We have existing Resolution regarding the legalization and retail sale of marijuana (it’s posted on our members only website) but the Resolution doesn’t specifically address the Initiative that will likely be before Arizona voters this fall.
To help inform our members and Board about what position to take on the Initiative, we engaged with a group if interns that have developed an analysis of the Initiative from a public health perspective. We asked the team to conduct:
A literature review and analysis of the public health impact that has occurred in other states that have legalized the retail sale of marijuana. For example, students may want to use Colorado’s report entitled Monitoring Health Concerns Related to Marijuana a resource for the analysis.

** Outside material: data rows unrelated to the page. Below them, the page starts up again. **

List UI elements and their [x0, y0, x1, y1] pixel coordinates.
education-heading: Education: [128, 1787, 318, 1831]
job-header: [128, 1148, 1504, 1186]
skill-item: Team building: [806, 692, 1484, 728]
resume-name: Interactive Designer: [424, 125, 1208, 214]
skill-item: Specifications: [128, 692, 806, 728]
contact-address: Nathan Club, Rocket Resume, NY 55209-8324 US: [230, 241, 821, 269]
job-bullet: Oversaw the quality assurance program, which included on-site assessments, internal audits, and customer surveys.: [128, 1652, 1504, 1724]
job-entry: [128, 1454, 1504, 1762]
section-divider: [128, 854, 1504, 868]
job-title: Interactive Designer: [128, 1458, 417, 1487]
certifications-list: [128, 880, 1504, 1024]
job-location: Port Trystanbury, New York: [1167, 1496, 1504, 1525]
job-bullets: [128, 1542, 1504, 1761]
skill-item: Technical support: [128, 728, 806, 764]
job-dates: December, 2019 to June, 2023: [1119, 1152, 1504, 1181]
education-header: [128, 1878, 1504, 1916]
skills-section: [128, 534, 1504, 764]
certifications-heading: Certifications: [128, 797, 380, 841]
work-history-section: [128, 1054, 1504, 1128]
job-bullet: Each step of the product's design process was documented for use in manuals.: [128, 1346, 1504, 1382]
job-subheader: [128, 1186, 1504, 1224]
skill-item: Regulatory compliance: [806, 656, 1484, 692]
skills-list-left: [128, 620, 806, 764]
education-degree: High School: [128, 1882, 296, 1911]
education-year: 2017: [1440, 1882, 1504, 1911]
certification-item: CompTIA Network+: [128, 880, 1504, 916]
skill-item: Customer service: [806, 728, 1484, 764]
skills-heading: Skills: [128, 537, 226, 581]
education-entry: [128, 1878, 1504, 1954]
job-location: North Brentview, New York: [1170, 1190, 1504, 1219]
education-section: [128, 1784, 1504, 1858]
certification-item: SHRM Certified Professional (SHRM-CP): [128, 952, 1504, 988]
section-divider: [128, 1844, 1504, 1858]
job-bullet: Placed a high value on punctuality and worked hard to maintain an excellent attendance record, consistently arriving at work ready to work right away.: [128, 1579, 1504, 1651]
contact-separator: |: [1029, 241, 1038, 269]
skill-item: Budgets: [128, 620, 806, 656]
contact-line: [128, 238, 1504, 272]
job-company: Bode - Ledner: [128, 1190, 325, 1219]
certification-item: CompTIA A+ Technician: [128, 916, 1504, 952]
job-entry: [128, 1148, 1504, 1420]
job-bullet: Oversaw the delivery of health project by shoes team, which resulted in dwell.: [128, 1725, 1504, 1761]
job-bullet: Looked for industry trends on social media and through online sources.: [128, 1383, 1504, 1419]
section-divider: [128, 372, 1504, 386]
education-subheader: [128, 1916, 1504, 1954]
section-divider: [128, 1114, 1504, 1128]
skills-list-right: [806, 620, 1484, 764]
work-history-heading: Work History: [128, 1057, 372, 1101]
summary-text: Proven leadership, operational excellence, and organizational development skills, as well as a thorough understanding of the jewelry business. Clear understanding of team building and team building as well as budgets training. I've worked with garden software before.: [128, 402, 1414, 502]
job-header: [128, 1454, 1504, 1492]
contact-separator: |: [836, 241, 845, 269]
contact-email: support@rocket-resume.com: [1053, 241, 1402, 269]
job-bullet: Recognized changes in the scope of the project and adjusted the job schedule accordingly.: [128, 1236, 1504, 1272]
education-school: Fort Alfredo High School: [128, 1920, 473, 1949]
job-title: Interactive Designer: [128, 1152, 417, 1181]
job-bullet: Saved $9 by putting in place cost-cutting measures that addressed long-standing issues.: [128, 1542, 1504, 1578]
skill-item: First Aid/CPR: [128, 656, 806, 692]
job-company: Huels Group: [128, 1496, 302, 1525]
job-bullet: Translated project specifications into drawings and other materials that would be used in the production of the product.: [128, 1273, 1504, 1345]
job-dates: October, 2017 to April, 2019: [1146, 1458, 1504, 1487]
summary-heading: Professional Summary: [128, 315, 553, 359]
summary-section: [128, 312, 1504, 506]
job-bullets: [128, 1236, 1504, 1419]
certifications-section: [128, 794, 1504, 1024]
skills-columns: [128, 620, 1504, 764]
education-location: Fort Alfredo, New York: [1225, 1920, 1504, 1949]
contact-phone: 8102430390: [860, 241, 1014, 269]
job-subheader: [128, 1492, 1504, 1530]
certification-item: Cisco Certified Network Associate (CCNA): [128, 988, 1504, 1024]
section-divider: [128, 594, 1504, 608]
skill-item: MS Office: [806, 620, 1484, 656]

A literature review and an evaluation of the public health benefits from the criminal justice reform components including the expungement opportunities in the Initiative that can improve the social determinants of health.
An analysis of the public health benefits and improvements to the social determinants of health from the social investments that would result from the increased revenue from the sale of retail marijuana.
A comparison of the language in the Smart and Safe Arizona language to the recommendations in the American Public Health Association’s Policy Statement entitled Regulating Commercially Legalized Marijuana as a Public Health Priority and conduct a gap analysis to determine whether there are areas in the Initiative that do not meet the recommendations in the APHA Policy Statement.
We received the analysis from our first team of interns this week. I won’t go into the details of what the team discovered (I’ll do that in a future policy update) but thought I’d pass the work along to you so you can start digging in. More details next week on what the report says.
A huge Thank You to our team of interns from A.T. Still University Apeldin Aghassi, Zola Bayarsaikhan, Erin Maruska, and Emily Winter for developing this very good report.
BTW: We don’t have much time to decide what position to take on the Initiative. Comments to the Voter Guide are due on Wednesday, June 17!